North Idaho College trustees authorize purchase of old DeArmond mill site: Move ahead one space.
Idaho Board of Education cancels meeting to consider University of Idaho’s long-term lease on Harbor Center Building: You lose a turn.
The corridor, as imagined, would be a consolidated campus stretching north from NIC between the Spokane River and Northwest Boulevard. Students could get their educations from a consortium including NIC, Lewis-Clark State College and the University of Idaho. New buildings could go up to house expanded programs. Paths and retail space would appeal to students and community alike.
Acquiring the former mill site, a $13.25 million property that developer Marshall Chesrown has offered to the city of Coeur d’Alene for $10 million, has been described as the key to realizing the corridor project.
But there are other critical steps in this complicated enterprise. One is a lease that would assure the University of Idaho long-term use of the city’s Harbor Center Building, which is at capacity with UI’s current course offerings. A 99-year lease is available for $1.3 million, but the Board of Education has to OK it, something it was hoped might happen at a special meeting on Tuesday.
That meeting is now off, however.
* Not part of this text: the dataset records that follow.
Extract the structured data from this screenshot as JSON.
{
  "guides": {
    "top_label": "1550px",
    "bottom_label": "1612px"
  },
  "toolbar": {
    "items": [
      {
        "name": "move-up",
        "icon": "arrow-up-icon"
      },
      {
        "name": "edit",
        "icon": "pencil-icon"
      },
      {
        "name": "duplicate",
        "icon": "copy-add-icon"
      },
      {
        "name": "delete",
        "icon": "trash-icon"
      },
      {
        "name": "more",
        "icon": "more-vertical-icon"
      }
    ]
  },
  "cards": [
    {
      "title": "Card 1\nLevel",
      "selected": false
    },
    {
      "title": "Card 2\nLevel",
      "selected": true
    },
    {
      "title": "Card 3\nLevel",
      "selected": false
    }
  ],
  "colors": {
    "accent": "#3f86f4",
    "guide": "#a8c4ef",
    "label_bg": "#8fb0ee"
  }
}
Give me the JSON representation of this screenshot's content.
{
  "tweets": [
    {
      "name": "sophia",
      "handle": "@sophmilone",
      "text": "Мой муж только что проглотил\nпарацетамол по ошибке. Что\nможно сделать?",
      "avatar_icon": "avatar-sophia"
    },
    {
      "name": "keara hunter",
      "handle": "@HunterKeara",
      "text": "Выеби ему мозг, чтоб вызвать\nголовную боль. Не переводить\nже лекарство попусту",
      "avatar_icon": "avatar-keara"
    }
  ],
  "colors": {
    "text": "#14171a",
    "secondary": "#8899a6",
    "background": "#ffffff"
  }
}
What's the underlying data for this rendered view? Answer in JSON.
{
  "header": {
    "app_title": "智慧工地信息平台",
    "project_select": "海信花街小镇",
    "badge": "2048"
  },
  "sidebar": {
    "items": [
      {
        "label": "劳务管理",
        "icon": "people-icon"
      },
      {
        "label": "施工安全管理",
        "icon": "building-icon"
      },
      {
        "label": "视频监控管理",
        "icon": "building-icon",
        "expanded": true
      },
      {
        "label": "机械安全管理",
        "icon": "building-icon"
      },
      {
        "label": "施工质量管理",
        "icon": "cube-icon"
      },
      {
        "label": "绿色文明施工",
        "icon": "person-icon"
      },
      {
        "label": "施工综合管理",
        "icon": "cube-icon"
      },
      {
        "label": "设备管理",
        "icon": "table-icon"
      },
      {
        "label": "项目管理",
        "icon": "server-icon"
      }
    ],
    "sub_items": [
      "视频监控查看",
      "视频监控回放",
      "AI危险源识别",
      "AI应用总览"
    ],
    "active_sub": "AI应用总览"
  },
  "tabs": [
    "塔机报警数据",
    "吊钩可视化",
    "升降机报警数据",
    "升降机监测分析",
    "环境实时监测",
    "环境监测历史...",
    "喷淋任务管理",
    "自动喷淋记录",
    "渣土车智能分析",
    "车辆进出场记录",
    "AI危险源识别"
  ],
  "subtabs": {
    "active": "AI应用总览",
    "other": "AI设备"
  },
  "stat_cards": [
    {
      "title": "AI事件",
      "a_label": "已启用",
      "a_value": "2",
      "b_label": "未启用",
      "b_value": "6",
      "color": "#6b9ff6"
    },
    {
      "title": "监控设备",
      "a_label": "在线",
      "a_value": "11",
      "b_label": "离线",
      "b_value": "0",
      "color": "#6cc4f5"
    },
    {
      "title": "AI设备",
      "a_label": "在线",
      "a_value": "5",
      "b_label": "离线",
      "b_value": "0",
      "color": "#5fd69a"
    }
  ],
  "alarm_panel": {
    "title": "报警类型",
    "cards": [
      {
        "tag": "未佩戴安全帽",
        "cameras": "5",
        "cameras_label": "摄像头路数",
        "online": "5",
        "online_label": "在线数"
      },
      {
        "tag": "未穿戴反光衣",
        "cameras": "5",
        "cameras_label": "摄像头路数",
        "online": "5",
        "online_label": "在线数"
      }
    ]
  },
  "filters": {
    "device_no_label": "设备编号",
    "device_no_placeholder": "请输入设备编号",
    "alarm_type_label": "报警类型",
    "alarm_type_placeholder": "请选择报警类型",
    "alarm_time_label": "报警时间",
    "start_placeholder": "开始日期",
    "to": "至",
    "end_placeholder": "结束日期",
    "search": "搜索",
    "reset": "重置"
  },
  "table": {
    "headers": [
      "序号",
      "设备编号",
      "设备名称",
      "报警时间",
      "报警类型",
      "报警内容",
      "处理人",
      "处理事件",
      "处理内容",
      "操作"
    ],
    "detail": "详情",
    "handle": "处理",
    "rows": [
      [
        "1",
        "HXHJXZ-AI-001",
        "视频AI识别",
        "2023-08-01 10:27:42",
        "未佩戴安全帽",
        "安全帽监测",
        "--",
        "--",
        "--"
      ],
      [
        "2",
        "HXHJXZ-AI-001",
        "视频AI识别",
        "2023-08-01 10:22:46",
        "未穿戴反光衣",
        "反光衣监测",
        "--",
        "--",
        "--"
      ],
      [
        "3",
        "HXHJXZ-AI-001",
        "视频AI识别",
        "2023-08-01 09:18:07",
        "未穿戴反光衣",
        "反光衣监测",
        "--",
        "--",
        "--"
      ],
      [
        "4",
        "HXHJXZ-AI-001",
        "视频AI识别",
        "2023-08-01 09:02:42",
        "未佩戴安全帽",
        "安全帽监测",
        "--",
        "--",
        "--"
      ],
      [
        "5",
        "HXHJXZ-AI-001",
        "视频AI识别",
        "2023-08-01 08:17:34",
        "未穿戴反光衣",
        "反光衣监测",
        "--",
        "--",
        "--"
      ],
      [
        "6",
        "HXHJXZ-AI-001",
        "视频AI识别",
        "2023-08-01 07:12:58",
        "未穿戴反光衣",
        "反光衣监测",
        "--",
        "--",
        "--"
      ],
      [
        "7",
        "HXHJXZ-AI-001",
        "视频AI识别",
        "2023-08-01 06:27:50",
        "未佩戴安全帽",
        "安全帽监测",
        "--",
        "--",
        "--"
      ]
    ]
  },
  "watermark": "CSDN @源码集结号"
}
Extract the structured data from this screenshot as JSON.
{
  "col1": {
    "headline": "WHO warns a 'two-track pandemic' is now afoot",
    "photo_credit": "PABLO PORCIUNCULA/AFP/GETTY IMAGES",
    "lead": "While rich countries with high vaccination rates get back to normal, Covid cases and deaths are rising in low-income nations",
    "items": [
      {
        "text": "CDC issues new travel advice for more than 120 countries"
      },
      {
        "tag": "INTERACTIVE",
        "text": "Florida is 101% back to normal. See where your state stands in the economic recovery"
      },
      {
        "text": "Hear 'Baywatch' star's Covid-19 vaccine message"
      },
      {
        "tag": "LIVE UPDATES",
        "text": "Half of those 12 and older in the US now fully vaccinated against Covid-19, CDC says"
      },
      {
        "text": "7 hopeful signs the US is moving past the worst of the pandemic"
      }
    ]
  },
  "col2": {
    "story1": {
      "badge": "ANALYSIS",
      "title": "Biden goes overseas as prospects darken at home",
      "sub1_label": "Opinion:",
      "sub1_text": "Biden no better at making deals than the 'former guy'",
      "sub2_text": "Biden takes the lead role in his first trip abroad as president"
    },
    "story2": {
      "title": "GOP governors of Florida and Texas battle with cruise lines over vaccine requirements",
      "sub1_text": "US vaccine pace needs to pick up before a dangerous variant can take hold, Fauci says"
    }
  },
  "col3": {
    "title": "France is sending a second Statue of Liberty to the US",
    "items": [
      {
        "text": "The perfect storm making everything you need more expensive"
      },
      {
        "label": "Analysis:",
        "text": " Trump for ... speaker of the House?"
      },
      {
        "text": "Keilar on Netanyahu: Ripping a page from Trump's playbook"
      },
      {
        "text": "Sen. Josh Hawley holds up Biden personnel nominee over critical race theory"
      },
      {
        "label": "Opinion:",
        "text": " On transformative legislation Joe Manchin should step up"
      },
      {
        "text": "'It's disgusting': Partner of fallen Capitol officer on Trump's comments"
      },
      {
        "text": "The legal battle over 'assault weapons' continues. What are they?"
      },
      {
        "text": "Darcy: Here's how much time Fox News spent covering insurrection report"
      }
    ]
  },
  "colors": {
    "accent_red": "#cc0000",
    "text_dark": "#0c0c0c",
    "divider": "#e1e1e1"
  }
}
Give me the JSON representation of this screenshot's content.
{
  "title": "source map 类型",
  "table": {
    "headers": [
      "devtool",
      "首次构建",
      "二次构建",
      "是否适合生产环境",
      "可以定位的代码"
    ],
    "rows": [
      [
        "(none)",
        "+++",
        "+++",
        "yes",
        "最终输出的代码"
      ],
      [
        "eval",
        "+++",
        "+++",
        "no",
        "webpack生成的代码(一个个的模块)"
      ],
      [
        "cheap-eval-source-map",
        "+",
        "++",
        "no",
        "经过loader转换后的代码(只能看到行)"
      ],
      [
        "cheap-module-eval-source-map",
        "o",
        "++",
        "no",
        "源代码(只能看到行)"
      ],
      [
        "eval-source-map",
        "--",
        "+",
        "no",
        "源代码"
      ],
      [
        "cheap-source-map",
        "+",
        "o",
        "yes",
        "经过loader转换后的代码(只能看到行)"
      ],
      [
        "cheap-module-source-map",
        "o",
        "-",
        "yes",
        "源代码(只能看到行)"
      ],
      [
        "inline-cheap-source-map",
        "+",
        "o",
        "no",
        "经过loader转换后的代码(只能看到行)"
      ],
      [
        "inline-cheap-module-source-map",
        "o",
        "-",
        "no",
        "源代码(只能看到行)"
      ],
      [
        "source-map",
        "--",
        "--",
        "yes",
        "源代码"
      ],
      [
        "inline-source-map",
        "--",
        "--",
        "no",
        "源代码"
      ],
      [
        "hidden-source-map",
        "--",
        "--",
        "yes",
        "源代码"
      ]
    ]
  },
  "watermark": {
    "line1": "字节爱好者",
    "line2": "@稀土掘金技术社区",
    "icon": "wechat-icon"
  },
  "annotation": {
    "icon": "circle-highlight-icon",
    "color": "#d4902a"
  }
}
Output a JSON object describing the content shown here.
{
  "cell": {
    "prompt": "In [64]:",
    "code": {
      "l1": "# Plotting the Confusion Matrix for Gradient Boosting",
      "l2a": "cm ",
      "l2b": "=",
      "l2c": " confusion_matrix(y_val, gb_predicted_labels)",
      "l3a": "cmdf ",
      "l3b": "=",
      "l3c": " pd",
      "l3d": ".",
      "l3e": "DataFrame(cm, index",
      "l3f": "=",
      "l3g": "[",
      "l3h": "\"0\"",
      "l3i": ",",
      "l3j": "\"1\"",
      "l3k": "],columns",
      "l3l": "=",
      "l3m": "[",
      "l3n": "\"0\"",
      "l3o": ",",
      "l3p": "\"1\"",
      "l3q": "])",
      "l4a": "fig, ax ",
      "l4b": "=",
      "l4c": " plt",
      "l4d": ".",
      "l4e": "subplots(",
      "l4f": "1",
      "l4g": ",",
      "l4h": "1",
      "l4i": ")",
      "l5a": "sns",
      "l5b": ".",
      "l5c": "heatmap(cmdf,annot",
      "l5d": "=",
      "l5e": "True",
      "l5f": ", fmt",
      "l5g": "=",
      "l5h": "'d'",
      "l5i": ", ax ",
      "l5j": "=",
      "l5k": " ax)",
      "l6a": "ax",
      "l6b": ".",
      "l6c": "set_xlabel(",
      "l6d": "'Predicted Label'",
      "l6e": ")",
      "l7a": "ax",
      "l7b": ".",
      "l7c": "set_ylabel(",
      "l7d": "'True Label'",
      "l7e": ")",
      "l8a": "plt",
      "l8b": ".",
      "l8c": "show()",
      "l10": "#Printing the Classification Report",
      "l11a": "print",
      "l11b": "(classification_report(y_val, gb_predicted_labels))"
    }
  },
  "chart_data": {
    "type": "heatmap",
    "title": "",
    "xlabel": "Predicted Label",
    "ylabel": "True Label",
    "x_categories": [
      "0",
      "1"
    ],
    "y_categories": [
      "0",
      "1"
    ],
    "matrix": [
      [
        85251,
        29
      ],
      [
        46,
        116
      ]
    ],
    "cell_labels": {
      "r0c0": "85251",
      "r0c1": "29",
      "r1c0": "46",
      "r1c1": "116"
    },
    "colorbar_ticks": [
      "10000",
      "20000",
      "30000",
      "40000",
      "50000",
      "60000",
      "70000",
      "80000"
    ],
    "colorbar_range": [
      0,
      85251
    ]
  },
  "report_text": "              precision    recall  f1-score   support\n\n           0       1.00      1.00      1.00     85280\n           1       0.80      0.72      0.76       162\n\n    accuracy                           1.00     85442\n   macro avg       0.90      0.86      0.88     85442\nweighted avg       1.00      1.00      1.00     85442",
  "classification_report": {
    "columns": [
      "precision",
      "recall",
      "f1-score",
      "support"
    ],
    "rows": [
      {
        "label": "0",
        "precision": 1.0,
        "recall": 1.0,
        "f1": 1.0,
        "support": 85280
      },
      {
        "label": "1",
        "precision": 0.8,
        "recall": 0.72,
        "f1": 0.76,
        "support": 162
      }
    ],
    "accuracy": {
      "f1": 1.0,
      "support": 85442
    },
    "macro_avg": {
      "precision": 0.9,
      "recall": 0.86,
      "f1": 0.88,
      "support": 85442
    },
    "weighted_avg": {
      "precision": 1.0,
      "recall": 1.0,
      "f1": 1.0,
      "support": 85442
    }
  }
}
Why is a little unclear.
The Sept. 16 meeting was set up after the item was scrubbed from the board’s June agenda, but enough members reportedly now have scheduling conflicts that there would have been only a bare quorum.
And even though the board now has a master plan and a favorable economic feasibility report that weren’t available in June, some board members are still seeking more information.
Former UI President Tim White, a corridor supporter, has departed, but that shouldn’t pose a disruption. Interim President Steven B. Daley-Laursen is dean of the College of Natural Resources and no stranger to the university’s interests, which for years have included securing long-term control over the Harbor Center facility.
No one is saying any of this should be seen as a threat to the corridor. But some anxiety would be understandable.
Six years ago, the Board of Education surprised many in Coeur d’Alene by declining to endorse the corridor concept. Three months ago, the board deferred the lease question until September, mostly to get some questions answered. Now the board has canceled the September meeting.
The delays are in sharp contrast with Coeur d’Alene Mayor Sandi Bloem’s enthusiastic assessment that it’s “the chance of a lifetime.”
To relieve the uncertainty, the board needs to schedule a special meeting, give the proposed lease its full attention and do what it takes to move a worthy project toward the finish line.